Bis gestern abend war noch offen, ob die Provinzverwaltung den „Friedlichen Marsch zum Präsidentenpalast“ in den Höhen der Hauptstadt genehmigen wird. „Für uns ist die Demonstration damit erlaubt“, erklärte ein Parteisprecher. Hamas verlangt von Präsident Liamine Zéroual, daß er „seine verfassungsmäßigen Pflichten wahrnimmt“ und Nahnah doch noch zur Kandidatur verhilft.

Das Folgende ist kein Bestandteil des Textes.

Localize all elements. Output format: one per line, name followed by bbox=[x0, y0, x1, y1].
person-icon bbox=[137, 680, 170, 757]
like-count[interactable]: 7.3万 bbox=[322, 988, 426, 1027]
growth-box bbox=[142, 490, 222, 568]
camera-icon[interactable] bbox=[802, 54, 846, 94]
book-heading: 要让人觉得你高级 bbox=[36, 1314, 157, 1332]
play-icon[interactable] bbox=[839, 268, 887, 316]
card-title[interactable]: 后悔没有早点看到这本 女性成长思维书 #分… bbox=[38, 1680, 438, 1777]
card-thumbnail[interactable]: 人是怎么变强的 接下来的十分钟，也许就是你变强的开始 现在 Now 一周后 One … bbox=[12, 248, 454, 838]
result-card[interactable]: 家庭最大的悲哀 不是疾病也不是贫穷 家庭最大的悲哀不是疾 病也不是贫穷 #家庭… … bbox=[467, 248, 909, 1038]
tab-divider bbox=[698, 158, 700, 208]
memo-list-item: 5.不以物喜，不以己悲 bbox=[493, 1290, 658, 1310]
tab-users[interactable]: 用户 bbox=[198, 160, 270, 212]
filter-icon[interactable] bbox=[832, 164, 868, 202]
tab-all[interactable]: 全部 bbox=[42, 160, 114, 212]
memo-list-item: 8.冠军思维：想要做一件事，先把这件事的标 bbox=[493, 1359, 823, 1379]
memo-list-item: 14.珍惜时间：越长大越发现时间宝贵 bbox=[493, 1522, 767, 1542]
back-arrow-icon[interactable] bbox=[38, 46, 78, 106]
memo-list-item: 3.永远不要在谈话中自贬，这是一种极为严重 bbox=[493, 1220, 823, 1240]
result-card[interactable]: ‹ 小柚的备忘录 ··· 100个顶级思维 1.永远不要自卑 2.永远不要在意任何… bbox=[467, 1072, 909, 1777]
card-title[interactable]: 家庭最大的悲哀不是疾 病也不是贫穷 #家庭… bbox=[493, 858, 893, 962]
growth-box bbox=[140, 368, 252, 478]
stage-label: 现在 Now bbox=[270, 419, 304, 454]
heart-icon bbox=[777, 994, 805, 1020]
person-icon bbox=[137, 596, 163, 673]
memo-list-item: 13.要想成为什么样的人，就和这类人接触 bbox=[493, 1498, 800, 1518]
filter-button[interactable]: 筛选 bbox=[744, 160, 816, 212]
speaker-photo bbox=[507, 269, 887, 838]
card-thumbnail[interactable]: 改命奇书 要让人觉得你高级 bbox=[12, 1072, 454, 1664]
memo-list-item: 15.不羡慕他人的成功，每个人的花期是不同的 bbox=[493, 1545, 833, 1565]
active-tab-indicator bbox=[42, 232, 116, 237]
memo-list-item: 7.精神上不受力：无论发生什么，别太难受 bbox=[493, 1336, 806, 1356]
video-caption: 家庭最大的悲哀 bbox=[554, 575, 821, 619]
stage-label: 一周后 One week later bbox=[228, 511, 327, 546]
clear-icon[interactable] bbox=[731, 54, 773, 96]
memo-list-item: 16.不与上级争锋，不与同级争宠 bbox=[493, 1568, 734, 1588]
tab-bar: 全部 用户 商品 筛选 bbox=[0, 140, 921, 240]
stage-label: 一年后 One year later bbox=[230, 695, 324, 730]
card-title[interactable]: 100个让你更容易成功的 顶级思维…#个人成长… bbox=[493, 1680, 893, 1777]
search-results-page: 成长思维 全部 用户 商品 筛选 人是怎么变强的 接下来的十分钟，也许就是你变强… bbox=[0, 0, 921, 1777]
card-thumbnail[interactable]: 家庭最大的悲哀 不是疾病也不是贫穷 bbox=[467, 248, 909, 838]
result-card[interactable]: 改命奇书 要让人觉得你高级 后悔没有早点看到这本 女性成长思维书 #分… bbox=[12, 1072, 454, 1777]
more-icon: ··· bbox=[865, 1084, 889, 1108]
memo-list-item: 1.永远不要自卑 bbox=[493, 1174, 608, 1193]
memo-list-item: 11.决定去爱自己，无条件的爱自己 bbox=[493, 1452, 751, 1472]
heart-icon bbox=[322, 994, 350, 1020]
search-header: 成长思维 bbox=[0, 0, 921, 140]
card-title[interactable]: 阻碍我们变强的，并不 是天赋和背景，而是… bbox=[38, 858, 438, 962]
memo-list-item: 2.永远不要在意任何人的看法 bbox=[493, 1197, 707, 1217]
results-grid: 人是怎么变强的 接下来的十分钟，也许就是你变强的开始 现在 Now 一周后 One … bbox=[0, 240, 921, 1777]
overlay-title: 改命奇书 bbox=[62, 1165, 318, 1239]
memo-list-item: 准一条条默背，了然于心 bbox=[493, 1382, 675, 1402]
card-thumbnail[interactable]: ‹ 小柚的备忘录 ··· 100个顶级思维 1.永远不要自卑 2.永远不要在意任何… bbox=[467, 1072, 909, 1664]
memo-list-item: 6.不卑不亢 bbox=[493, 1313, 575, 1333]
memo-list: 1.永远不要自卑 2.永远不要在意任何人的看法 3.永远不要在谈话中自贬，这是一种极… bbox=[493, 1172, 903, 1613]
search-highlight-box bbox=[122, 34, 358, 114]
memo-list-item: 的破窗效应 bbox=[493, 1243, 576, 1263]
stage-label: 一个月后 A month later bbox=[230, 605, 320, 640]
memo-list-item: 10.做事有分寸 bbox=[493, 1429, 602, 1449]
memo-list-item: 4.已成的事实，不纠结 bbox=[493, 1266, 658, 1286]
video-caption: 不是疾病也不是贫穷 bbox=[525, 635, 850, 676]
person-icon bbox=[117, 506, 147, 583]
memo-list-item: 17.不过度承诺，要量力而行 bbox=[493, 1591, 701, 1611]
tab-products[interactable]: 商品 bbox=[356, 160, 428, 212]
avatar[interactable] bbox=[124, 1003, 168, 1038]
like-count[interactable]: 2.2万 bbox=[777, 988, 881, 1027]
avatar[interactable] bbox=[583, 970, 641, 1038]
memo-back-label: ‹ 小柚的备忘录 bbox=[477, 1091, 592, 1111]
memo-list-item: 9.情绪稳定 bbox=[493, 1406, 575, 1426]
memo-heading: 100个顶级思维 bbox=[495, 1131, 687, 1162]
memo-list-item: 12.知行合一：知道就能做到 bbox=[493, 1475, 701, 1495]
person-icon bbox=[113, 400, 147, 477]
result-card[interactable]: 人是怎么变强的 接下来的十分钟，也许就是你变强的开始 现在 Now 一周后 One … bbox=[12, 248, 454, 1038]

Als der Verfassungsrat am 11. März die Kandidatenliste bekanntgab, war Nahnah nicht unter den sieben, die sich um das höchste Staatsamt bewerben dürfen. Er erfülle nicht Artikel 157 Absatz 12 der im Jahr 1996 verabschiedeten algerischen Verfassung. Dort wird von allen Präsidentschaftskandidaten, die vor Juli 1942 geboren sind, ein Nachweis verlangt, daß sie im Unabhängigkeitskrieg gegen Frankreich in den Jahren von 1954 bis 1962 aktiv waren. Nach Ansicht des Verfassungsrates trifft dies auf Nahnah nicht zu. Und das, obwohl der Möchtegernkandidat, der im Januar 1942 das Licht der Welt erblickte, ein Dossier eingereicht hat, das nach seiner Ansicht das Gegenteil beweist. Drei Dokumente sollen Nahnahs aktive Mitgliedschaft in der späteren Einheitspartei Nationale Befreiungsfront (FLN) belegen. „Ein Zeugnis, unterschrieben von zwei ehemaligen Offizieren des vierten Militärbezirkes, ein weiteres Zeugnis, unterzeichnet vom ehemaligen politischen Verantwortlichen der Region, und die Empfangsbestätigung auf einem Antrag für ein Zeugnis, am Widerstand teilgenommen zu haben“, heißt es aus der MSP-Zentrale. Obwohl die Anfrage bereits vor zwei Jahren eingereicht worden sei, habe die allmächtige Vereinigung der Mudschaheddin – der Veteranen des antikolonialen Befreiungskrieges – die Bearbeitung bis heute verschleppt und Nahnah somit ohne das wichtige Dokument gelassen.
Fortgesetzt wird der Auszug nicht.